Routine
by Amy Schaffer
Every Saturday for the past couple of months I’ve sat down for a few hours and written a blog post so it can get edited and published by the end of the weekend.
Before I started doing this, I wrote when I was inspired and had energy. And I think I needed that for a time. I have a strong history of perfectionism, so creating a routine often involved a lot of self-shaming to keep it going and guilt when I broke the cycle. Giving myself permission to write without sticking to a schedule helped me to separate my self-worth from whether I had a perfect attendance record for “butt-in-chair.”
Then something shifted. The thing I wanted more than anything was to write more, and yet I wasn’t showing up consistently to do so. I was scared that if I created a routine, I wouldn’t be able to keep myself on track without the shame, and even then it would eventually all fall through. But, if I didn’t create a container for my writing, I was going to continue to make very slow progress or no progress at all toward my goal.
I was going to have to trust myself if I wanted to take the next step forward toward my goal.
So I created a sacred container to write every Saturday and see what happened. And it was going pretty well until this weekend.
Over the past few weeks, I’ve been hearing pops and cracks in the walls. I tried to convince myself it was just expansion and contraction of the walls, but Reddit said it was potentially an electrical issue. Given that my light was flickering every 10-20 minutes and one of the outlets in my room had sparked the first week we moved in, it felt like one of the few times to actually believe random people on the internet.
I finally worked up the nerve to ask for an electrician to be brought in, and he discovered that indeed, some of the electrical had been poorly hooked up by a previous electrician. He redid the outlets in my room, but I was paranoid at that point. My sister ordered a voltage monitor to help my anxiety and we waited for it to arrive.
By the time Saturday rolled around, my mind was on edge. Every time I sat down to write, I had another excuse to do something else. I wanted to go to brunch. There were some spices I had been meaning to buy. Once I ordered those, I wanted to look at and print the recipes they have on their website so I actually used them. Then the voltage monitor arrived and I tested every outlet in the house (two open neutrals plus one potentially iffy outlet—more paranoia for me).
Now, none of these things was wrong or bad. In fact, they were all great. But they encroached on the time I’d set aside to show up for myself and my craft. And by early evening, I decided I just couldn’t and gave up.
So here was the test. Would I beat myself up for not getting my writing done? Would I give myself grace after a tough week and fight the inner critic telling me it would happen again? Would I push myself to write on Sunday instead in the hopes that I could push it out by Sunday night so no one would notice?
Then something surprised me. What came to my head was: What’s going to get me closer to my goal?
Let’s back up a step.
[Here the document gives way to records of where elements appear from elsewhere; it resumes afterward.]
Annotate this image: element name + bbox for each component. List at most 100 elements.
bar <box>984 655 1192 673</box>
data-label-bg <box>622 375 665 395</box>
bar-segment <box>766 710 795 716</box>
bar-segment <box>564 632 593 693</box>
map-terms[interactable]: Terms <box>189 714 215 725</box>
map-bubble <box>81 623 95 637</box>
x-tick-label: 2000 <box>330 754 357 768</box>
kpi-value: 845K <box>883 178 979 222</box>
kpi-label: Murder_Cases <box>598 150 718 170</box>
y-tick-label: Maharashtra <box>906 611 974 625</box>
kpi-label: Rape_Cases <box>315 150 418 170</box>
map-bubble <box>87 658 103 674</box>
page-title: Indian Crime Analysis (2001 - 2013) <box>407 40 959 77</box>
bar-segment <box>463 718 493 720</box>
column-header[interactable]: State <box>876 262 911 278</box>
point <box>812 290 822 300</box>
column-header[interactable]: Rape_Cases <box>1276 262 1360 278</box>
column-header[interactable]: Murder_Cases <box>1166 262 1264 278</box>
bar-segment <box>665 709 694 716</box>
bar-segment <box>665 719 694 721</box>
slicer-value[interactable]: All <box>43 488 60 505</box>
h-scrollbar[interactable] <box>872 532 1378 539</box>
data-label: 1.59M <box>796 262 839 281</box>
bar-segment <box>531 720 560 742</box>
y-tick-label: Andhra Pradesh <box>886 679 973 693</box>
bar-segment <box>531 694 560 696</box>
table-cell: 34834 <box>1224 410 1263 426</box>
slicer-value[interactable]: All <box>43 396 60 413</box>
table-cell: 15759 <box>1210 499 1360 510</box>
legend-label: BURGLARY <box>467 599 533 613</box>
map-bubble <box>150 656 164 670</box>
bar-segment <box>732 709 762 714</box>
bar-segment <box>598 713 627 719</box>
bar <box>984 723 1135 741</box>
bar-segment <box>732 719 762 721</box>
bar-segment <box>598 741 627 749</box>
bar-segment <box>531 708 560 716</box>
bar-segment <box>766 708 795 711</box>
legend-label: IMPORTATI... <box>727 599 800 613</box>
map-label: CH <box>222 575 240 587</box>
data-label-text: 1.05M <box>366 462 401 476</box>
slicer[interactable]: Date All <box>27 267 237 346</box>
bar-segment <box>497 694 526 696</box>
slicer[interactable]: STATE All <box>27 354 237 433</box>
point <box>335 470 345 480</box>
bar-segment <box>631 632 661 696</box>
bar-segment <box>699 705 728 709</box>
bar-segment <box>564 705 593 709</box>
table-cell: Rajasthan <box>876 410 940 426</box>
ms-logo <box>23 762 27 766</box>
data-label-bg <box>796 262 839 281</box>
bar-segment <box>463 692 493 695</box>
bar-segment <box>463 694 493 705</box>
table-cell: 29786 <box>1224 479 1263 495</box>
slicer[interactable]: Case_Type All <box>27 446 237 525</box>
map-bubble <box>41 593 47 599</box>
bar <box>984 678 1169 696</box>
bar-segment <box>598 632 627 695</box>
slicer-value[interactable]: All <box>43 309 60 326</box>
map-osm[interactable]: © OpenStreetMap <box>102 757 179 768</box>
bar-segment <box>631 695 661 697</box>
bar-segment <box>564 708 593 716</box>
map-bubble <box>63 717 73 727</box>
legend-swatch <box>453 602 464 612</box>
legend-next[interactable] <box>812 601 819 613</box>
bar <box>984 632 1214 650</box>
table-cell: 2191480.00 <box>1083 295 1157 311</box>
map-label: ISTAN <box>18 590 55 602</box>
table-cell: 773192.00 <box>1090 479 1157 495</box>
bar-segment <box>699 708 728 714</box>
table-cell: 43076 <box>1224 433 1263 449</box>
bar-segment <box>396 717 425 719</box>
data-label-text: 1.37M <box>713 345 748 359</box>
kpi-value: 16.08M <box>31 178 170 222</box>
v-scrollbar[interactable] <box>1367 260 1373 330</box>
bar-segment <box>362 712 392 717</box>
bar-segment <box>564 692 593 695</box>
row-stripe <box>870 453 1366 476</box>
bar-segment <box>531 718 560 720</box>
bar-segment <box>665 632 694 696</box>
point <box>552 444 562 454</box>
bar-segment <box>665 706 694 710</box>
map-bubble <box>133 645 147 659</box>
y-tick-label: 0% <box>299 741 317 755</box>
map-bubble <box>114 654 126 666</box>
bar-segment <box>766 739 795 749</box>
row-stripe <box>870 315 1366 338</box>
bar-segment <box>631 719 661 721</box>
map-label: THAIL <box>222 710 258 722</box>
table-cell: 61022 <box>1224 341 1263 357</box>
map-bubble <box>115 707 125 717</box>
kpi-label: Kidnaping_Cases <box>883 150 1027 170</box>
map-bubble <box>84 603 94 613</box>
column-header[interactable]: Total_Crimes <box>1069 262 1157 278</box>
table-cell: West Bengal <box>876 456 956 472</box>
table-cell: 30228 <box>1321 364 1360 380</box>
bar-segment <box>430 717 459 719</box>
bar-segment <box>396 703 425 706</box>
My friend Lauren Marie Fleming teaches in her Write Your Friggin’ Book Already program that knowing your why is the most crucial part of writing because it’s what’s going to get you through the rough times. But I think it’s actually a little more than that.
We’re trained in extremes in our society. Stay on track no matter what. If you don’t stay on track, punish yourself to get on track or fall completely off the rails. Everything is framed through scarcity. In this case, if you waste any time at all, then you’ve failed.
My behavior in the past has always mirrored this. I’m either in full, rigid compliance mode with whatever promise I’ve made to myself or I falter a few times and I just stop taking it seriously because clearly it doesn’t mean enough to me to keep myself on track.
But my why for writing is because it brings me immense joy. Writing from a place of scarcity sucks the joy right out of it. Judging myself weighs me down until I don’t want to write anymore. It’s only by accepting that whatever happened yesterday is over and the only thing I can control is what happens today that I can continue writing from that place of joy.
So what was going to get me closer to my goal of writing more and keeping writing a joyful practice?
Waiting until the following weekend didn’t feel great. I write because I get to, and so if I could fit it in sooner I wanted to try. That also felt like a good compromise of giving myself a break when I needed it but also getting back on the horse asap.
Squeezing my writing all in on Sunday also didn’t feel great. We were going to be downtown most of Sunday watching a musical. I didn’t want to write from a place of urgency and scarcity. Writing is sacred to me, and I don’t want to push something out that isn’t ready for the sake of meeting a self-imposed schedule.
But starting on Sunday and publishing on Monday or Tuesday… That felt right.
So here I am on Monday night finishing off my edits for the weekend’s post. I’m not perfectly on schedule, but I’m still getting my writing done. And in the end, that is what matters toward meeting my goal. I can feel good about that and feel proud that I’ve taken another step on my journey toward a more aligned and healthier life.